Avia była o włos od zdobycia trzech punktów w Krakowie, na boisku lidera. Tamtejszy Hutnik grał jednak do końca i w doliczonym czasie gry wynik 1:3 wyciągnął na 3:3. Jak sobotnie spotkanie oceniają trenerzy obu ekip?
Łukasz Mierzejewski (Avia Świdnik)
– Okoliczności meczu były takie, że nie możemy być zadowoleni z punktu. Prowadziliśmy jeszcze do 93 minuty 3:2. Wszystko wskazywało na to, ze dowieziemy zwycięstwo do końca. Sami mieliśmy jeszcze stuprocentowe sytuacje, które powinniśmy zamienić na bramki. My tego nie zrobiliśmy, a przeciwnik wyrównał. Taka jest piłka, jak się nie wykorzystuje sytuacji, to strzela rywal. Chce jednak pochwalić moją drużynę, bo zagraliśmy jeden z lepszych meczów w tej rundzie. Miło się patrzyło na grę i jak wychodzimy na pozycje, a do tego sytuacji było naprawdę sporo. Co do straconych bramek będziemy to jeszcze analizować, bo trudno oceniać na gorąco, gdzie były popełniane błędy.
Leszek Janiczak (Hutnik Kraków)
– Bardzo źle zaczęliśmy mecz. Zabrakło nam zdecydowania i agresywności.

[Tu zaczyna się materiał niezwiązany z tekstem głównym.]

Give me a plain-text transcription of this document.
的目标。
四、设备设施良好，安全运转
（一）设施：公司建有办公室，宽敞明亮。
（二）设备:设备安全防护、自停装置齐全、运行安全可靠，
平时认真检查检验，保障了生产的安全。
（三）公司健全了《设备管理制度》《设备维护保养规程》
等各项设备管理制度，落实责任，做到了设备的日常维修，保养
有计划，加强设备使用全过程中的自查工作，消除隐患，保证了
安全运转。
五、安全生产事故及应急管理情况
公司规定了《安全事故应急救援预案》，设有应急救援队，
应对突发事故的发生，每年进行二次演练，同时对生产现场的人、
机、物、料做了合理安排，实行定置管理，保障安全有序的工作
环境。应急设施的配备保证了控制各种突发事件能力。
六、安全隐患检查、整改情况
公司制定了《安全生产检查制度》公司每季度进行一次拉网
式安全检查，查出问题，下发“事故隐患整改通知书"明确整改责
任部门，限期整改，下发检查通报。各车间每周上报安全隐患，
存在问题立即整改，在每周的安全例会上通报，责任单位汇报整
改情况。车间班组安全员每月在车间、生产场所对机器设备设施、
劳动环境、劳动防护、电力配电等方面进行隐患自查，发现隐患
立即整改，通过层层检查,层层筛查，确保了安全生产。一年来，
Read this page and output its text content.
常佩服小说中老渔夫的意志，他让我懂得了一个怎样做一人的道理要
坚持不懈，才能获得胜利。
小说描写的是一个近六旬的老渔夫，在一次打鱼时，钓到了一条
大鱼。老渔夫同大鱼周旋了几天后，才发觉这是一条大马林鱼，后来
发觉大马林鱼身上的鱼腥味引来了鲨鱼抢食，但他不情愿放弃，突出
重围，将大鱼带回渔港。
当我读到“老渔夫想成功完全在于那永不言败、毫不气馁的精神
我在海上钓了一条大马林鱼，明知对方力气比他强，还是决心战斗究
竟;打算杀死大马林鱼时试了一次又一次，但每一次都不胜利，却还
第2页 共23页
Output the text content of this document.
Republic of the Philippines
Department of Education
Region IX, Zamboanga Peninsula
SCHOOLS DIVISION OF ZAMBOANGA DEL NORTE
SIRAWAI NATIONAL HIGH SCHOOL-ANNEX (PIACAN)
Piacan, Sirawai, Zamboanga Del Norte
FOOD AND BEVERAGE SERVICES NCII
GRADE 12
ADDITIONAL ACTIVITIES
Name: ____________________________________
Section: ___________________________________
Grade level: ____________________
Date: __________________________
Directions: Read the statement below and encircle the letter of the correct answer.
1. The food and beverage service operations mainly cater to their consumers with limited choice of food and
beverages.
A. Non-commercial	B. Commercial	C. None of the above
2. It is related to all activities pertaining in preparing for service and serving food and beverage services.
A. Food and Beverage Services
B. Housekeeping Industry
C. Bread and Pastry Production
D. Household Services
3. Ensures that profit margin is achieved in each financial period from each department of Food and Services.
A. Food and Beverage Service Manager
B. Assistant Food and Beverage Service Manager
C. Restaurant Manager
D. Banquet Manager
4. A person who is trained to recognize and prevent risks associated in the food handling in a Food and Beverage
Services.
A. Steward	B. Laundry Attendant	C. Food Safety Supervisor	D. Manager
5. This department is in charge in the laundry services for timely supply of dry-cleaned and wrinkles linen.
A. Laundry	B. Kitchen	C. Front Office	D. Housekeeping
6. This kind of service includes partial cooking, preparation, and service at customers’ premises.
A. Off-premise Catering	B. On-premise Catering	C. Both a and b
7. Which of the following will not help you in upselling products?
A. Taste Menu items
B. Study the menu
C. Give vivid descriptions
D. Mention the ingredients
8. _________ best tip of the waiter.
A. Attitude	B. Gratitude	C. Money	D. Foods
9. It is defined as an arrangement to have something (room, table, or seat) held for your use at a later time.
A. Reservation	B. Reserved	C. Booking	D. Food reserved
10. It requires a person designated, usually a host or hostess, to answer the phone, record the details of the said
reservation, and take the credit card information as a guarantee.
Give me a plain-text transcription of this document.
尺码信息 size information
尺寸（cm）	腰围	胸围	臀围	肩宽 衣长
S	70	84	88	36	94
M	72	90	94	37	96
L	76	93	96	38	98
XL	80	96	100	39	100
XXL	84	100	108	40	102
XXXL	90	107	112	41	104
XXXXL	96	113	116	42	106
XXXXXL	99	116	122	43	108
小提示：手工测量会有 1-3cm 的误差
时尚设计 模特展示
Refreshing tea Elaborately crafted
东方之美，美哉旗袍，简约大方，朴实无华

W prosty sposób straciliśmy dwie bramki i trwało to w głowach chłopaków, żeby przyjąć do wiadomości co się stało i coś zmienić. Już w pierwszej połowie było kilka sytuacji. Po przerwie postanowiliśmy, że będziemy chcieli wygrać to spotkanie, bo z wielu opresji już wychodziliśmy. Z dużą wiarą wyszliśmy na drugą połowę. Przemek Antoniak dał nam nową siłę do ataku i fajnie, że strzelił dwie bramki, a my doprowadziliśmy do remisu. Nie zgodzę się z trenerem rywali, że ich niewykorzystane sytuacje się zemściły. My też mieliśmy ich sporo i można powiedzieć, że na nas brak skuteczności także się zemścił. Mecz ogólnie był ciekawy i prowadzony w dobrym tempie. Dostarczył też kibicom wielu emocji, co było słychać na trybunach. Podziękowania należą się kibicom, bo takiego dopingu na Suchych Stawach nie słyszeliśmy od dawna. Dziękujemy i prosimy o jeszcze, bo to zdecydowanie pomaga drużynie.